The LNP/BP project operates an open contributor model where anyone is welcome to contribute towards development in the form of peer review, documentation, testing and patches.
Anyone is invited to contribute without regard to technical experience, "expertise", OSS experience, age, or other concern. However, the development of standards & reference implementations demands a high-level of rigor, adversarial thinking, thorough testing and risk-minimization. Any bug may cost users real money. That being said, we deeply welcome people contributing for the first time to an open source project or pick up Rust while contributing. Don't be shy, you'll learn.
Communication about LNP/BP standards & implementations happens primarily in #lnp-pb IRC chat on Freenode with the logs available at http://gnusha.org/lnp-bp/
Discussion about code base improvements happens in GitHub issues and on pull requests.
Major projects are tracked here.
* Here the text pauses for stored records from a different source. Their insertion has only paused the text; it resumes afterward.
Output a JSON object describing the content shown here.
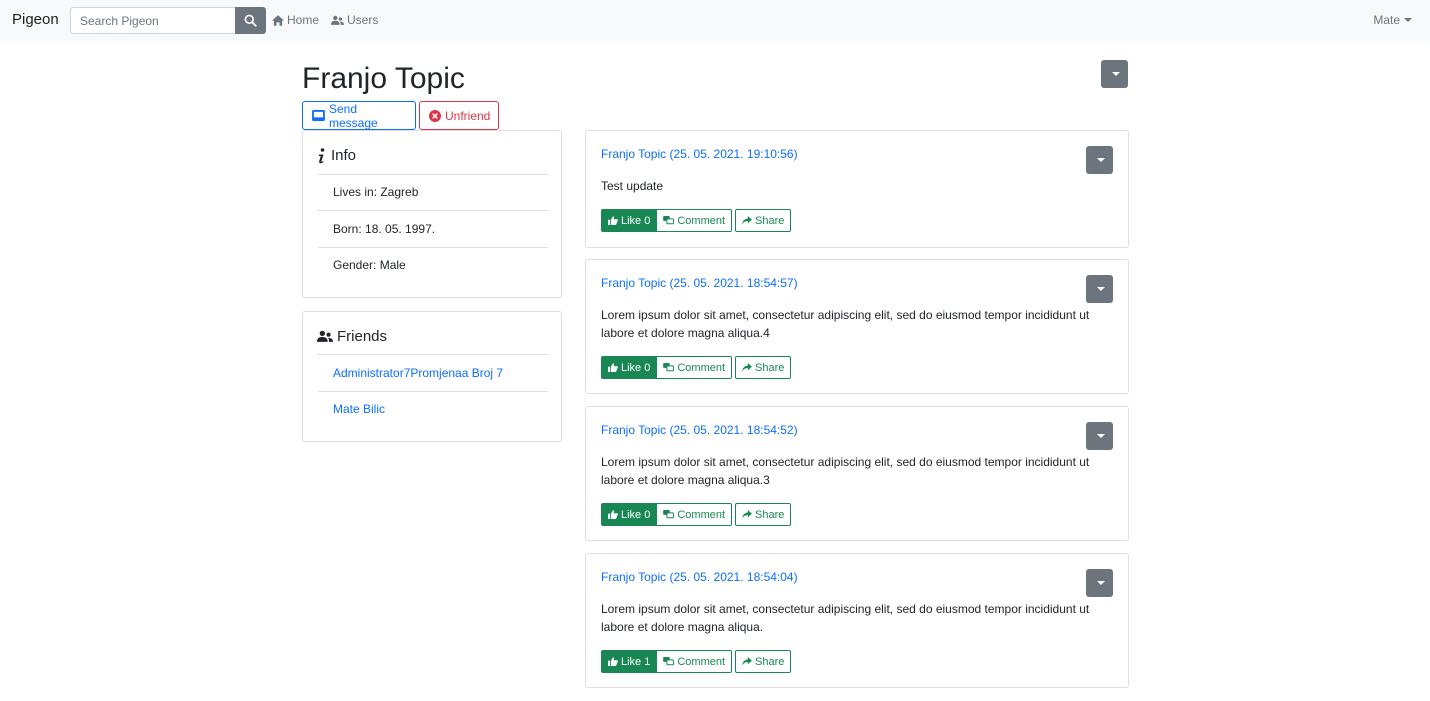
{
  "navbar": {
    "brand": "Pigeon",
    "search_placeholder": "Search Pigeon",
    "home_label": "Home",
    "users_label": "Users",
    "user_menu_label": "Mate"
  },
  "profile": {
    "name": "Franjo Topic",
    "send_message_label": "Send message",
    "unfriend_label": "Unfriend"
  },
  "info": {
    "title": "Info",
    "items": [
      "Lives in: Zagreb",
      "Born: 18. 05. 1997.",
      "Gender: Male"
    ]
  },
  "friends": {
    "title": "Friends",
    "items": [
      "Administrator7Promjenaa Broj 7",
      "Mate Bilic"
    ]
  },
  "posts": [
    {
      "author": "Franjo Topic",
      "timestamp": "(25. 05. 2021. 19:10:56)",
      "text": "Test update",
      "like_label": "Like 0",
      "comment_label": "Comment",
      "share_label": "Share"
    },
    {
      "author": "Franjo Topic",
      "timestamp": "(25. 05. 2021. 18:54:57)",
      "text": "Lorem ipsum dolor sit amet, consectetur adipiscing elit, sed do eiusmod tempor incididunt ut labore et dolore magna aliqua.4",
      "like_label": "Like 0",
      "comment_label": "Comment",
      "share_label": "Share"
    },
    {
      "author": "Franjo Topic",
      "timestamp": "(25. 05. 2021. 18:54:52)",
      "text": "Lorem ipsum dolor sit amet, consectetur adipiscing elit, sed do eiusmod tempor incididunt ut labore et dolore magna aliqua.3",
      "like_label": "Like 0",
      "comment_label": "Comment",
      "share_label": "Share"
    },
    {
      "author": "Franjo Topic",
      "timestamp": "(25. 05. 2021. 18:54:04)",
      "text": "Lorem ipsum dolor sit amet, consectetur adipiscing elit, sed do eiusmod tempor incididunt ut labore et dolore magna aliqua.",
      "like_label": "Like 1",
      "comment_label": "Comment",
      "share_label": "Share"
    }
  ],
  "colors": {
    "primary": "#0d6efd",
    "danger": "#dc3545",
    "success": "#198754",
    "secondary": "#6c757d",
    "navbar_bg": "#f8f9fa"
  },
  "icons": {
    "search": "search-icon",
    "home": "home-icon",
    "users": "users-icon",
    "message": "envelope-icon",
    "unfriend": "times-circle-icon",
    "info": "info-icon",
    "like": "thumbs-up-icon",
    "comment": "comments-icon",
    "share": "share-icon",
    "dropdown": "caret-down-icon"
  }
}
Major milestones are tracked here.
The codebase is maintained using the "contributor workflow" where everyone without exception contributes patch proposals using "pull requests". This facilitates social contribution, easy testing and peer review.
To contribute a patch, the workflow is a as follows:
- Fork Repository
- Create topic branch
- Commit patches
In general commits should be atomic and diffs should be easy to read. For this reason do not mix any formatting fixes or code moves with actual code changes. Further, each commit, individually, should compile and pass tests, in order to ensure git bisect and other automated tools function properly.
When adding a new feature thought must be given to the long term technical debt. Every new features should be covered by unit tests.
When refactoring, structure your PR to make it easy to review and don't hesitate to split it into multiple small, focused PRs.
The Minimal Supported Rust Version is nightly for the period of active development; it is enforced by our Travis. Later we plan to fix to some specific Rust version after the initial library release.
Commits should cover both the issue fixed and the solution's rationale. These guidelines should be kept in mind.
To facilitate communication with other contributors, the project is making use of GitHub's "assignee" field. First check that no one is assigned and then comment suggesting that you're working on it. If someone is already assigned, don't hesitate to ask if the assigned party or previous commenters are still working on it if it has been awhile.
The main library development happens in the master
branch. This branch must
always compile without errors (using Travis CI). All external contributions are
made within PRs into this branch.
Each commitment within a PR to the master
must
- compile without errors;
- contain all necessary tests for the introduced functional;
- contain all docs.
Additionally to the master
branch the repository has develop
branch for any
experimental developments. This branch may not compile and should not be used by
any projects depending on lnpbp
library.
Anyone may participate in peer review which is expressed by comments in the pull request. Typically reviewers will review the code for obvious errors, as well as test out the patch set and opine on the technical merits of the patch. PR should be reviewed first on the conceptual level before focusing on code style or grammar fixes.
Rust-fmt should be used as a coding style recommendations in general, with a
default coding style. By default, Rustfmt uses a style which conforms to the
[Rust style guide][style guide] that has been formalized through the [style RFC
process][fmt rfcs]. It is also required to run cargo fmt
to make the code
formatted according to rustfmt
parameters
Security is the primary focus of Rust-LNPBP; disclosure of security vulnerabilities helps prevent user loss of funds. If you believe a vulnerability may affect other implementations, please inform them.
Note that Rust-LNPBP is currently considered "pre-production" during this time, there is no special handling of security issues. Please simply open an issue on Github.
Related to the security aspect, Rust-LNPBP developers take testing very seriously. Due to the modular nature of the project, writing new functional tests is easy and good test coverage of the codebase is an important goal. Refactoring the project to enable fine-grained unit testing is also an ongoing effort.
Fuzzing is heavily encouraged: feel free to add related material under fuzz/
Mutation testing is planned; any contribution there would be warmly welcomed.
You may be interested by Jon Atack guide on How to review Bitcoin Core PRs and How to make Bitcoin Core PRs. While there are differences between the projects in terms of context and maturity, many of the suggestions offered apply to this project.